Она перешагнула через порог, и они сели за старый, покрытый царапинами стол, за которым отец Гийом ужинал в те вечера, когда предпочитал остаться наедине с Библией и собственными мыслями. В камине разгоралось свежее полено, подброшенное поверх уже истлевших дров.

— Тот человек, который ночует у нас на конюшне, — начала она, — тот, кто так хорошо ухаживает за нашими лошадьми и приносит дрова в благодарность за приют… он нам больше не чужой. Я только что от него, мы проговорили почти всю ночь. Отец, он заслуживает нашей жалости и нашей помощи больше, чем все те, которым мы когда-либо помогали. Вместе взятые.

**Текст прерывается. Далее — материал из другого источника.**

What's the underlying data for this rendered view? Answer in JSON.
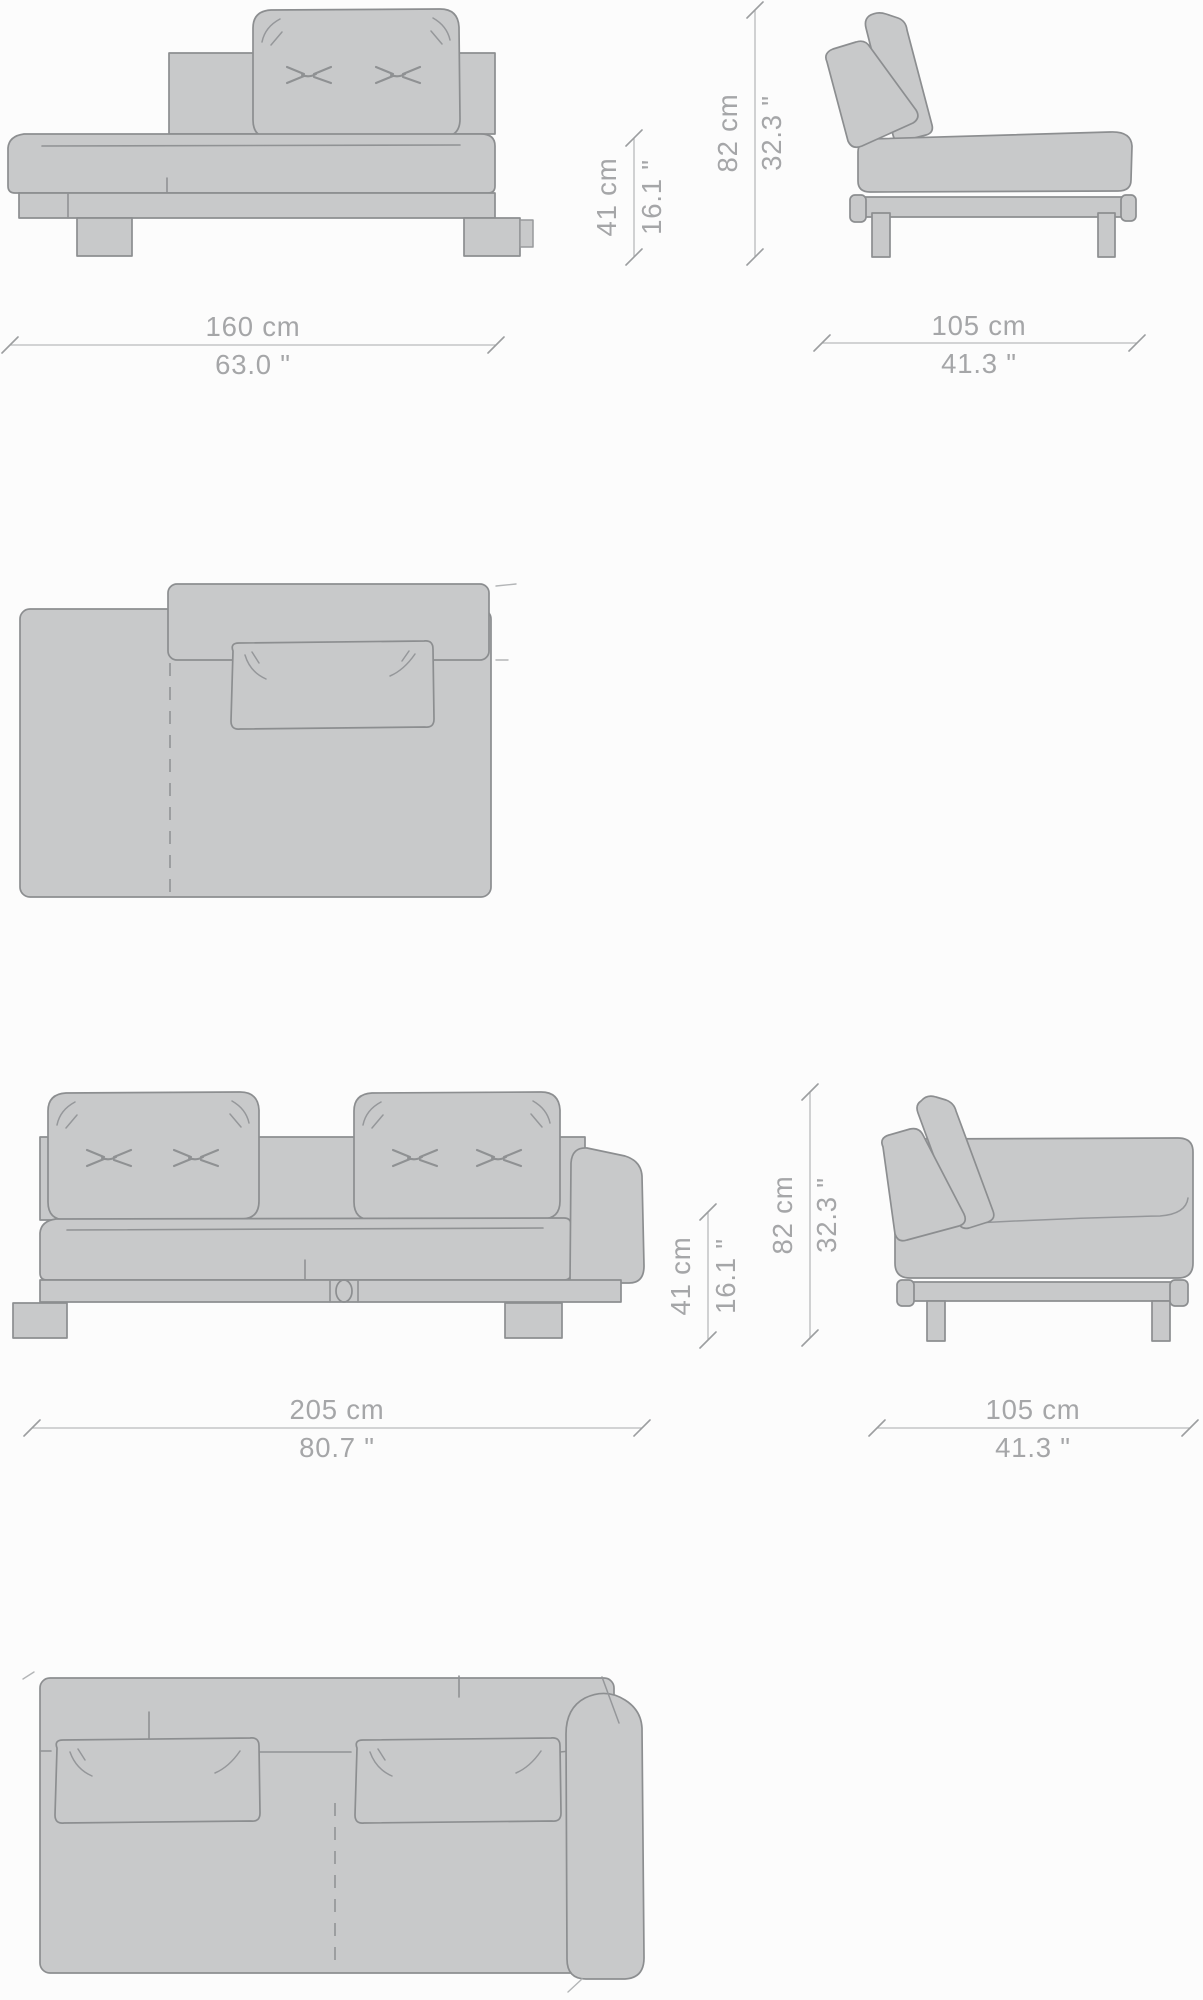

Жизель пересказала ему длинную и печальную историю человека, созданного другим человеком и впоследствии отвергнутого своим создателем — и всем человечеством. Судьба приговорила его к скитаниям на протяжении двух веков, в течение которых он не старел и не умирал, и реакция людей на него никогда не менялась — менялся лишь мир вокруг. Она вспомнила о расписанном Микеланджело потолке Сикстинской капеллы, о боге-отце, протянувшем к Адаму свою мускулистую руку, чтобы коснуться кончика его пальца. Если бы Бродяга увидел это, почувствовал бы он зависть? Имея кисти и краски, что изобразил бы он сам? Господь сжал бы кулак и повернулся бы к человеку спиной, скривив лицо в отвращении?

Когда она закончила, отец Гийом медленно поднялся из-за стола, неспешно подошел к камину, протянул руки к огню и покачал низко опущенной головой.

— Я слышал об этом… существе. Я не могу заставить себя назвать это человеком. Много лет я был уверен, что вся эта история — не более чем плод больного воображения, — он пересек комнату и остановился возле незамысловатого дубового шкафчика. В нем отец Гийом хранил свои скромные сокровища — книги: Библию, исторические трактаты, старые тома Спинозы, Фомы Аквинского и другие. Он провел пальцем по корешкам, вытащил один из томов и вернулся к столу с книгой в руке.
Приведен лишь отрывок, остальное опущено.